En application des mécanismes d'extradition prévus entre la République d'Haïti et les États-Unis d'Amérique, et à la demande des autorités américaines, le Ministère indique que cette remise vise à permettre leur jugement. Cette démarche doit également contribuer à l'établissement des faits et à l'identification des responsabilités, dans le respect des garanties judiciaires et à l'abri de toute influence.
Le Gouvernement justifie ce choix par la nécessité de faire aboutir les procédures judiciaires relatives à l'assassinat survenu dans la nuit du 6 au 7 juillet 2021. Après cinq années sans procès en Haïti, l'exécutif a décidé de renforcer sa coopération avec les autorités judiciaires américaines pour débloquer le dossier.

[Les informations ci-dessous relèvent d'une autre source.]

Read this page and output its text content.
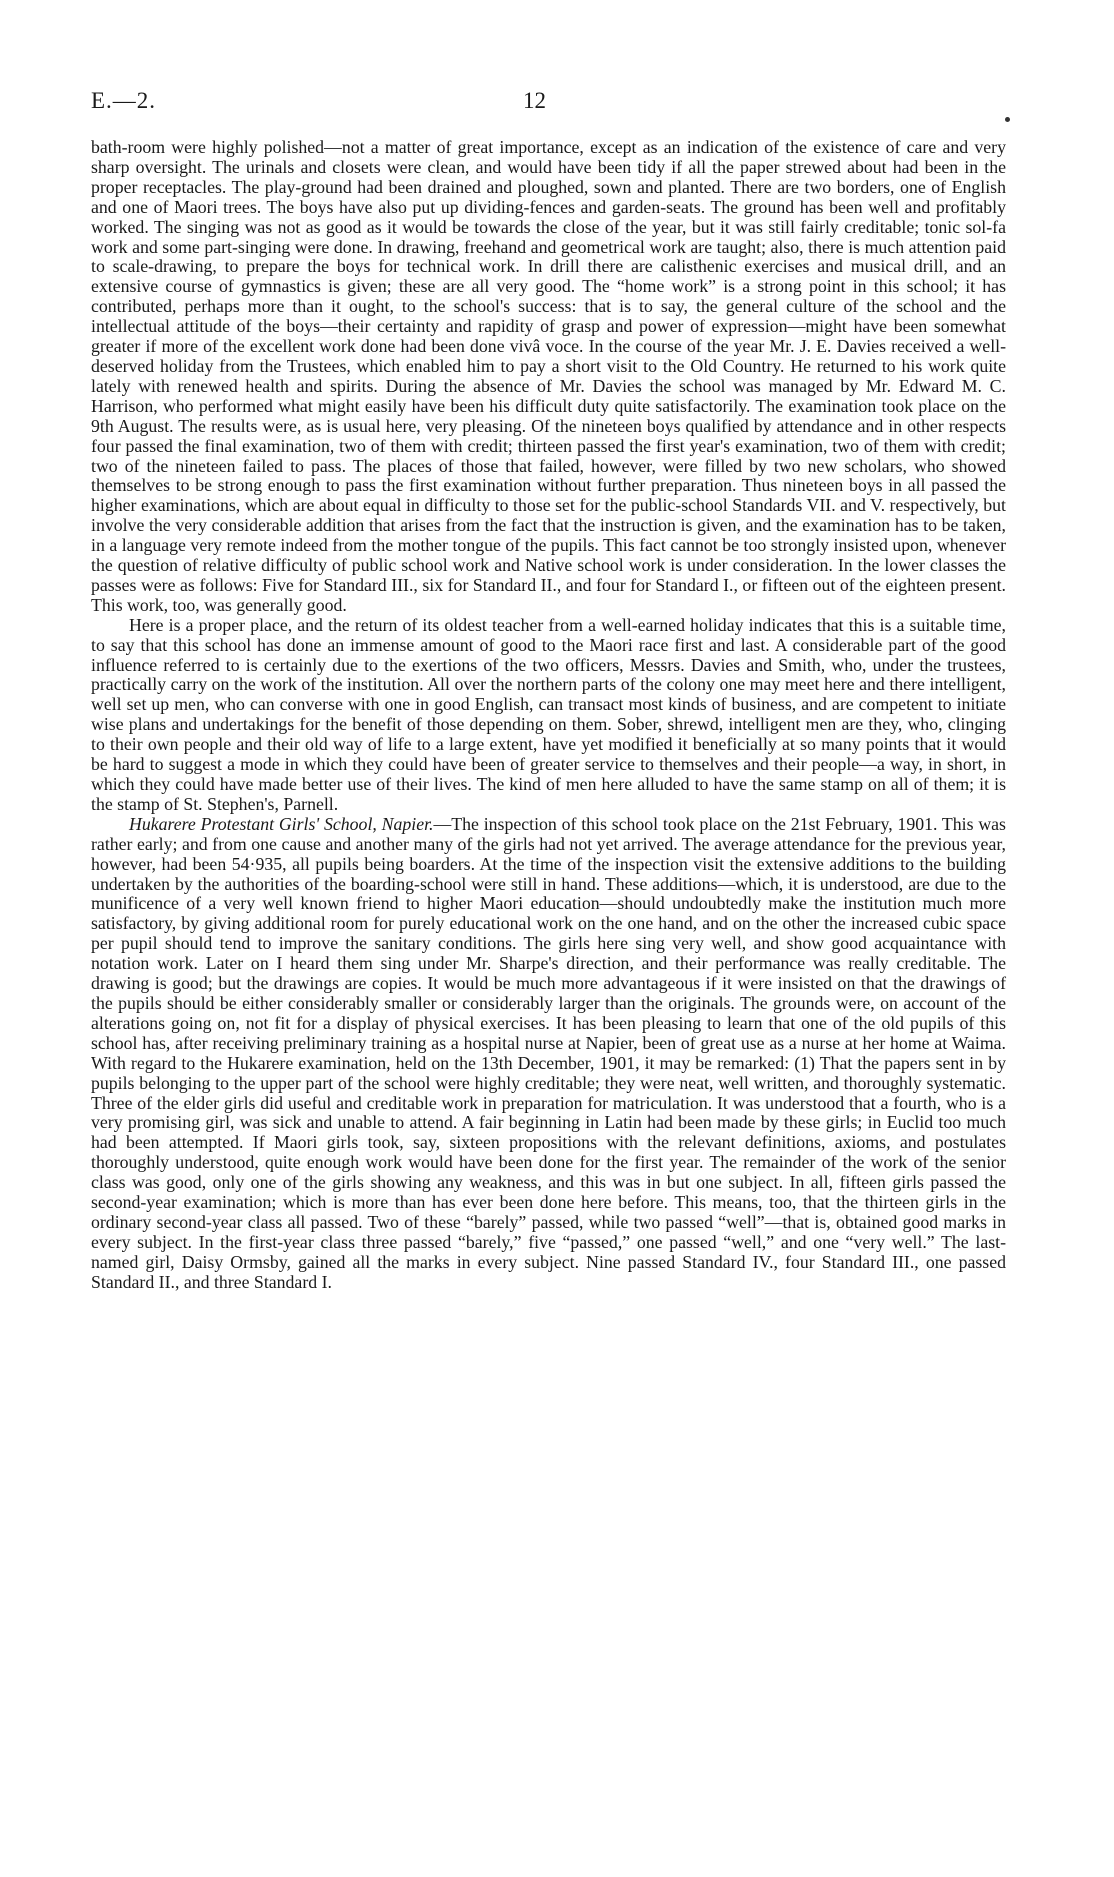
E.—2.	12

bath-room were highly polished—not a matter of great importance, except as an indication of the existence of care and very sharp oversight. The urinals and closets were clean, and would have been tidy if all the paper strewed about had been in the proper receptacles. The play-ground had been drained and ploughed, sown and planted. There are two borders, one of English and one of Maori trees. The boys have also put up dividing-fences and garden-seats. The ground has been well and profitably worked. The singing was not as good as it would be towards the close of the year, but it was still fairly creditable; tonic sol-fa work and some part-singing were done. In drawing, freehand and geometrical work are taught; also, there is much attention paid to scale-drawing, to prepare the boys for technical work. In drill there are calisthenic exercises and musical drill, and an extensive course of gymnastics is given; these are all very good. The “home work” is a strong point in this school; it has contributed, perhaps more than it ought, to the school's success: that is to say, the general culture of the school and the intellectual attitude of the boys—their certainty and rapidity of grasp and power of expression—might have been somewhat greater if more of the excellent work done had been done vivâ voce. In the course of the year Mr. J. E. Davies received a well-deserved holiday from the Trustees, which enabled him to pay a short visit to the Old Country. He returned to his work quite lately with renewed health and spirits. During the absence of Mr. Davies the school was managed by Mr. Edward M. C. Harrison, who performed what might easily have been his difficult duty quite satisfactorily. The examination took place on the 9th August. The results were, as is usual here, very pleasing. Of the nineteen boys qualified by attendance and in other respects four passed the final examination, two of them with credit; thirteen passed the first year's examination, two of them with credit; two of the nineteen failed to pass. The places of those that failed, however, were filled by two new scholars, who showed themselves to be strong enough to pass the first examination without further preparation. Thus nineteen boys in all passed the higher examinations, which are about equal in difficulty to those set for the public-school Standards VII. and V. respectively, but involve the very considerable addition that arises from the fact that the instruction is given, and the examination has to be taken, in a language very remote indeed from the mother tongue of the pupils. This fact cannot be too strongly insisted upon, whenever the question of relative difficulty of public school work and Native school work is under consideration. In the lower classes the passes were as follows: Five for Standard III., six for Standard II., and four for Standard I., or fifteen out of the eighteen present. This work, too, was generally good.

Here is a proper place, and the return of its oldest teacher from a well-earned holiday indicates that this is a suitable time, to say that this school has done an immense amount of good to the Maori race first and last. A considerable part of the good influence referred to is certainly due to the exertions of the two officers, Messrs. Davies and Smith, who, under the trustees, practically carry on the work of the institution. All over the northern parts of the colony one may meet here and there intelligent, well set up men, who can converse with one in good English, can transact most kinds of business, and are competent to initiate wise plans and undertakings for the benefit of those depending on them. Sober, shrewd, intelligent men are they, who, clinging to their own people and their old way of life to a large extent, have yet modified it beneficially at so many points that it would be hard to suggest a mode in which they could have been of greater service to themselves and their people—a way, in short, in which they could have made better use of their lives. The kind of men here alluded to have the same stamp on all of them; it is the stamp of St. Stephen's, Parnell.

Hukarere Protestant Girls' School, Napier.—The inspection of this school took place on the 21st February, 1901. This was rather early; and from one cause and another many of the girls had not yet arrived. The average attendance for the previous year, however, had been 54·935, all pupils being boarders. At the time of the inspection visit the extensive additions to the building undertaken by the authorities of the boarding-school were still in hand. These additions—which, it is understood, are due to the munificence of a very well known friend to higher Maori education—should undoubtedly make the institution much more satisfactory, by giving additional room for purely educational work on the one hand, and on the other the increased cubic space per pupil should tend to improve the sanitary conditions. The girls here sing very well, and show good acquaintance with notation work. Later on I heard them sing under Mr. Sharpe's direction, and their performance was really creditable. The drawing is good; but the drawings are copies. It would be much more advantageous if it were insisted on that the drawings of the pupils should be either considerably smaller or considerably larger than the originals. The grounds were, on account of the alterations going on, not fit for a display of physical exercises. It has been pleasing to learn that one of the old pupils of this school has, after receiving preliminary training as a hospital nurse at Napier, been of great use as a nurse at her home at Waima. With regard to the Hukarere examination, held on the 13th December, 1901, it may be remarked: (1) That the papers sent in by pupils belonging to the upper part of the school were highly creditable; they were neat, well written, and thoroughly systematic. Three of the elder girls did useful and creditable work in preparation for matriculation. It was understood that a fourth, who is a very promising girl, was sick and unable to attend. A fair beginning in Latin had been made by these girls; in Euclid too much had been attempted. If Maori girls took, say, sixteen propositions with the relevant definitions, axioms, and postulates thoroughly understood, quite enough work would have been done for the first year. The remainder of the work of the senior class was good, only one of the girls showing any weakness, and this was in but one subject. In all, fifteen girls passed the second-year examination; which is more than has ever been done here before. This means, too, that the thirteen girls in the ordinary second-year class all passed. Two of these “barely” passed, while two passed “well”—that is, obtained good marks in every subject. In the first-year class three passed “barely,” five “passed,” one passed “well,” and one “very well.” The last-named girl, Daisy Ormsby, gained all the marks in every subject. Nine passed Standard IV., four Standard III., one passed Standard II., and three Standard I.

En effet, deux procédures ont été engagées parallèlement, l'une en Haïti et l'autre aux États-Unis. Si la procédure américaine a enregistré des avancées significatives avec des arrestations, des poursuites et des condamnations, la procédure haïtienne reste confrontée à d'importantes difficultés et n'a toujours pas abouti à la tenue d'un procès, précise le communiqué.
Le Ministère précise que plusieurs personnes détenues en Haïti font actuellement l'objet d'inculpations ou de mandats émis par la justice américaine en lien avec cette affaire. Cette mesure concerne notamment Joseph Félix Badio et les 17 ressortissants colombiens dont l'extradition est réclamée par Washington.
Par ailleurs, les informations et éléments de preuve susceptibles d'être recueillis au cours de cette coopération pourront également contribuer à l'approfondissement des investigations en Haïti, conformément aux mécanismes prévus en matière d'entraide pénale. Une coopération à double sens est donc envisagée.
Cette décision s'inscrit, selon le Ministère, dans le respect des prérogatives et des intérêts de la République d'Haïti et traduit la volonté du Gouvernement de mobiliser toutes les voies de coopération disponibles. Le Gouvernement réaffirme enfin sa détermination à ce que justice soit rendue au Président Jovenel Moïse, à sa famille et au peuple haïtien.